Con La Roca y con muchas otras piedras del camino no hizo buenas migas, la sumisión manchaba los ideales del futuro escritor. Mantener su actitud, le reportó un sinfín de amonestaciones durante los tres años de su primera etapa de cartero. Hasta que decidió no volver. Cerró la puerta del despacho después de presentar la dimisión.

Pero siempre hay un alquiler, una factura, un vino que pagar. Acabó volviendo a la vida de cartero, 12 años más. Para entonces el cambio interior ya había ocurrido, volvió enriquecido con una convicción: escribir sobre las vivencias, escribir sobre la vida. La de Bukowski en la puta calle, la de uno de sus ídolos en las verdes colinas de África. Y ambos tienen su encanto porque a través de la experiencia saben de lo que escriben.

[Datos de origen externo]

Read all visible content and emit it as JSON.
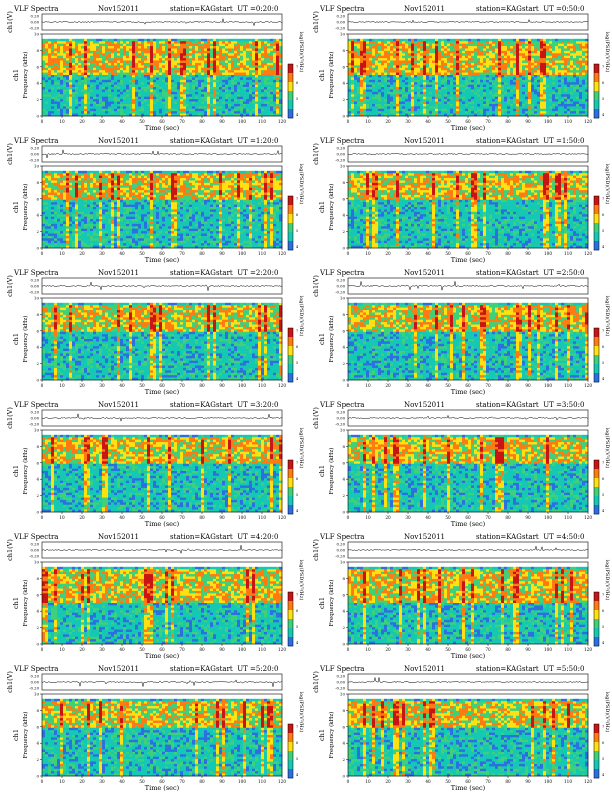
{
  "header": {
    "title": "VLF Spectra",
    "date": "Nov152011",
    "station": "station=KAG",
    "start_label": "start  UT"
  },
  "axis_labels": {
    "amplitude_ylabel": "ch1(V)",
    "amplitude_ticks": [
      "0.20",
      "0.00",
      "-0.20"
    ],
    "spec_ylabel_ch": "ch1",
    "spec_ylabel": "Frequency (kHz)",
    "spec_yticks": [
      "10",
      "8",
      "6",
      "4",
      "2",
      "0"
    ],
    "xlabel": "Time (sec)",
    "xticks": [
      "0",
      "10",
      "20",
      "30",
      "40",
      "50",
      "60",
      "70",
      "80",
      "90",
      "100",
      "110",
      "120"
    ],
    "colorbar_label": "log(PSD)(V²/Hz)",
    "colorbar_ticks": [
      "7",
      "6",
      "5",
      "4"
    ]
  },
  "colors": {
    "low": "#2b6fe0",
    "mid_low": "#14c8b4",
    "mid": "#3fd07a",
    "mid_high": "#ffe010",
    "high": "#ff7a10",
    "peak": "#c81414",
    "no_data": "#ffffff"
  },
  "chart_data": [
    {
      "type": "heatmap",
      "start_ut": "=0:20:0",
      "xlim": [
        0,
        120
      ],
      "ylim": [
        0,
        10
      ],
      "y_unit": "kHz",
      "x_unit": "sec",
      "active_band_khz": [
        5,
        9
      ]
    },
    {
      "type": "heatmap",
      "start_ut": "=0:50:0",
      "xlim": [
        0,
        120
      ],
      "ylim": [
        0,
        10
      ],
      "y_unit": "kHz",
      "x_unit": "sec",
      "active_band_khz": [
        5,
        9
      ]
    },
    {
      "type": "heatmap",
      "start_ut": "=1:20:0",
      "xlim": [
        0,
        120
      ],
      "ylim": [
        0,
        10
      ],
      "y_unit": "kHz",
      "x_unit": "sec",
      "active_band_khz": [
        6,
        9
      ]
    },
    {
      "type": "heatmap",
      "start_ut": "=1:50:0",
      "xlim": [
        0,
        120
      ],
      "ylim": [
        0,
        10
      ],
      "y_unit": "kHz",
      "x_unit": "sec",
      "active_band_khz": [
        6,
        9
      ]
    },
    {
      "type": "heatmap",
      "start_ut": "=2:20:0",
      "xlim": [
        0,
        120
      ],
      "ylim": [
        0,
        10
      ],
      "y_unit": "kHz",
      "x_unit": "sec",
      "active_band_khz": [
        6,
        9
      ]
    },
    {
      "type": "heatmap",
      "start_ut": "=2:50:0",
      "xlim": [
        0,
        120
      ],
      "ylim": [
        0,
        10
      ],
      "y_unit": "kHz",
      "x_unit": "sec",
      "active_band_khz": [
        6,
        9
      ]
    },
    {
      "type": "heatmap",
      "start_ut": "=3:20:0",
      "xlim": [
        0,
        120
      ],
      "ylim": [
        0,
        10
      ],
      "y_unit": "kHz",
      "x_unit": "sec",
      "active_band_khz": [
        6,
        9
      ]
    },
    {
      "type": "heatmap",
      "start_ut": "=3:50:0",
      "xlim": [
        0,
        120
      ],
      "ylim": [
        0,
        10
      ],
      "y_unit": "kHz",
      "x_unit": "sec",
      "active_band_khz": [
        6,
        9
      ]
    },
    {
      "type": "heatmap",
      "start_ut": "=4:20:0",
      "xlim": [
        0,
        120
      ],
      "ylim": [
        0,
        10
      ],
      "y_unit": "kHz",
      "x_unit": "sec",
      "active_band_khz": [
        5,
        9
      ]
    },
    {
      "type": "heatmap",
      "start_ut": "=4:50:0",
      "xlim": [
        0,
        120
      ],
      "ylim": [
        0,
        10
      ],
      "y_unit": "kHz",
      "x_unit": "sec",
      "active_band_khz": [
        5,
        9
      ]
    },
    {
      "type": "heatmap",
      "start_ut": "=5:20:0",
      "xlim": [
        0,
        120
      ],
      "ylim": [
        0,
        10
      ],
      "y_unit": "kHz",
      "x_unit": "sec",
      "active_band_khz": [
        6,
        9
      ]
    },
    {
      "type": "heatmap",
      "start_ut": "=5:50:0",
      "xlim": [
        0,
        120
      ],
      "ylim": [
        0,
        10
      ],
      "y_unit": "kHz",
      "x_unit": "sec",
      "active_band_khz": [
        6,
        9
      ]
    }
  ]
}
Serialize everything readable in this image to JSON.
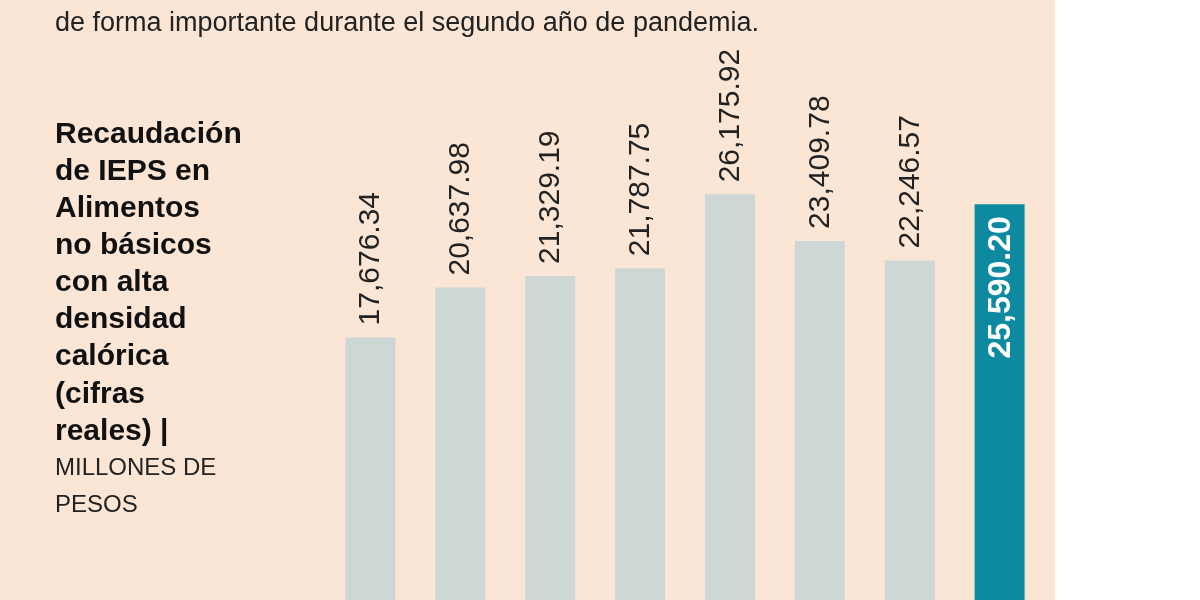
{
  "chart_data": {
    "type": "bar",
    "title": "Recaudación de IEPS en Alimentos no básicos con alta densidad calórica (cifras reales) |",
    "subtitle": "MILLONES DE PESOS",
    "annotations": [
      "de forma importante durante el segundo año de pandemia."
    ],
    "categories": [
      null,
      null,
      null,
      null,
      null,
      null,
      null,
      null
    ],
    "values": [
      17676.34,
      20637.98,
      21329.19,
      21787.75,
      26175.92,
      23409.78,
      22246.57,
      25590.2
    ],
    "colors": [
      "#cdd7d6",
      "#cdd7d6",
      "#cdd7d6",
      "#cdd7d6",
      "#cdd7d6",
      "#cdd7d6",
      "#cdd7d6",
      "#0e8aa0"
    ],
    "value_labels": [
      "17,676.34",
      "20,637.98",
      "21,329.19",
      "21,787.75",
      "26,175.92",
      "23,409.78",
      "22,246.57",
      "25,590.20"
    ],
    "tick_labels": false
  }
}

Hay otra razón para que Bukowski protagonice sus propias novelas. Este escritor no escribe sobre ricos y guapos. Tampoco escribe sobre santos. Porque no existen. “Me interesan más los pervertidos", solía decir. Esta frase, que sólo tiene sentido llevada al contexto de su obra, nos da una de las principales claves de su literatura. Bukowski escarba en la capa limpia de la piel, y sumerge al lector en los borbotones de sangre negra. Ésa que cualquier hombre tiene dentro, aunque no siempre se vea. Y lo hace a través de su propia piel, de la parte negra de su sangre, por una razón. En la vida real, nunca todo es completamente bonito, ni está completamente podre.